За исключением редких ночей, когда родители Карлы брали Висенте к себе (теперь они жили в просторной квартире в районе Нуньоа), и утренних визитов в мотели (кстати, гораздо более приличные, чем те, где проходили их первые встречи), Карла и Гонсало были вынуждены заниматься любовью в напряженной, целомудренной тишине и в не слишком изобретательных позах. К тому же вторая – или предпоследняя – ступенька лестницы, которая во времена свиданий под пончо служила им дозорным, уже не работала. То есть теперь она работала правильно, так как перестала скрипеть под ногами. И первое, что сделал Гонсало, когда почти ровно через год после их воссоединения официально въехал в дом Карлы, это немного ослабил крепление доски, однако не добился желаемого результата: ступенька отказывалась скрипеть. Гонсало перепробовал самые разные шурупы на всех досках лестницы, но безуспешно. Одно субботнее утро он посвятил сборке ожерелья из колокольчиков, которое мальчик с радостью водрузил себе на шею. А шокированная Карла гневно заявила: «Мой сын тебе не кот». В качестве последнего средства Гонсало прикрепил ожерелье скотчем на край ступеньки и сразу же убедился, что даже если взрослый человек осмелится отбивать чечетку или исполнит другой похожий танец, эта чертова ступенька издаст лишь робкий тихий звук, абсолютно недостаточный для своевременного сигнала.

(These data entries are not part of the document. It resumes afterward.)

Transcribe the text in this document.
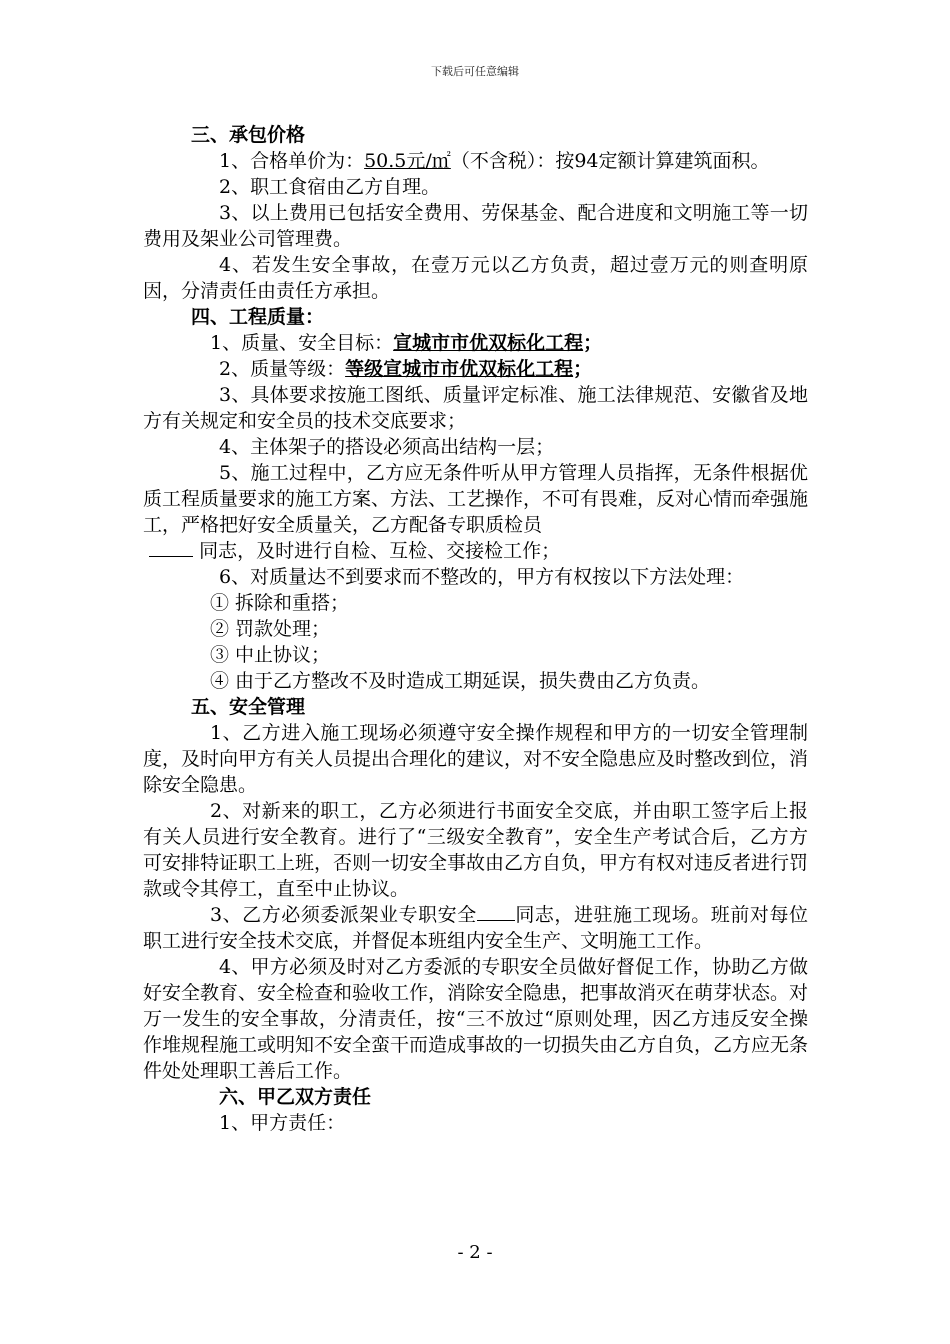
下载后可任意编辑

三、承包价格

1、合格单价为：50.5元/㎡（不含税）：按94定额计算建筑面积。

2、职工食宿由乙方自理。

3、以上费用已包括安全费用、劳保基金、配合进度和文明施工等一切费用及架业公司管理费。

4、若发生安全事故，在壹万元以乙方负责，超过壹万元的则查明原因，分清责任由责任方承担。

四、工程质量：

1、质量、安全目标：宣城市市优双标化工程；

2、质量等级：等级宣城市市优双标化工程；

3、具体要求按施工图纸、质量评定标准、施工法律规范、安徽省及地方有关规定和安全员的技术交底要求；

4、主体架子的搭设必须高出结构一层；

5、施工过程中，乙方应无条件听从甲方管理人员指挥，无条件根据优质工程质量要求的施工方案、方法、工艺操作，不可有畏难，反对心情而牵强施工，严格把好安全质量关，乙方配备专职质检员

同志，及时进行自检、互检、交接检工作；

6、对质量达不到要求而不整改的，甲方有权按以下方法处理：

① 拆除和重搭；

② 罚款处理；

③ 中止协议；

④ 由于乙方整改不及时造成工期延误，损失费由乙方负责。

五、安全管理

1、乙方进入施工现场必须遵守安全操作规程和甲方的一切安全管理制度，及时向甲方有关人员提出合理化的建议，对不安全隐患应及时整改到位，消除安全隐患。

2、对新来的职工，乙方必须进行书面安全交底，并由职工签字后上报有关人员进行安全教育。进行了“三级安全教育”，安全生产考试合后，乙方方可安排特证职工上班，否则一切安全事故由乙方自负，甲方有权对违反者进行罚款或令其停工，直至中止协议。

3、乙方必须委派架业专职安全 同志，进驻施工现场。班前对每位职工进行安全技术交底，并督促本班组内安全生产、文明施工工作。

4、甲方必须及时对乙方委派的专职安全员做好督促工作，协助乙方做好安全教育、安全检查和验收工作，消除安全隐患，把事故消灭在萌芽状态。对万一发生的安全事故，分清责任，按“三不放过“原则处理，因乙方违反安全操作堆规程施工或明知不安全蛮干而造成事故的一切损失由乙方自负，乙方应无条件处处理职工善后工作。

六、甲乙双方责任

1、甲方责任：

- 2 -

Гонсало мечтал о возможности оставлять Висенте в доме его отца хотя бы на некоторые выходные. Это казалось ему самым простым выходом из положения, но Карла не желала говорить с Леоном. Они не виделись много лет и редко разговаривали по телефону: общение ограничивалось лаконичными электронными письмами и не всегда пунктуальными переводами отцом скудной суммы на сберегательный счет матери. Вот и все взаимодействие.
Договоренность избегать друг друга идеально действовала с самого начала. В дни свиданий ребенка с отцом Карла отвозила Висенте в дом его бабушки и дедушки по отцовской линии и сигналила клаксоном пять раз подряд, чтобы бабушка вышла забрать внука. А Леон возвращал его в семь вечера в этот же дом, перед которым в восемь вечера Карла опять останавливалась и снова бибикала пять раз. Бабушка выводила мальчика из дома и оставляла его у ворот, приветствуя Карлу поднятием бровей, дабы продемонстрировать ей свое пренебрежение. Когда в этой истории возник Гонсало, протокол поведения усовершенствовался, поскольку он стал ответственным за доставку ребенка в дом его бабушки и дедушки по отцовской линии.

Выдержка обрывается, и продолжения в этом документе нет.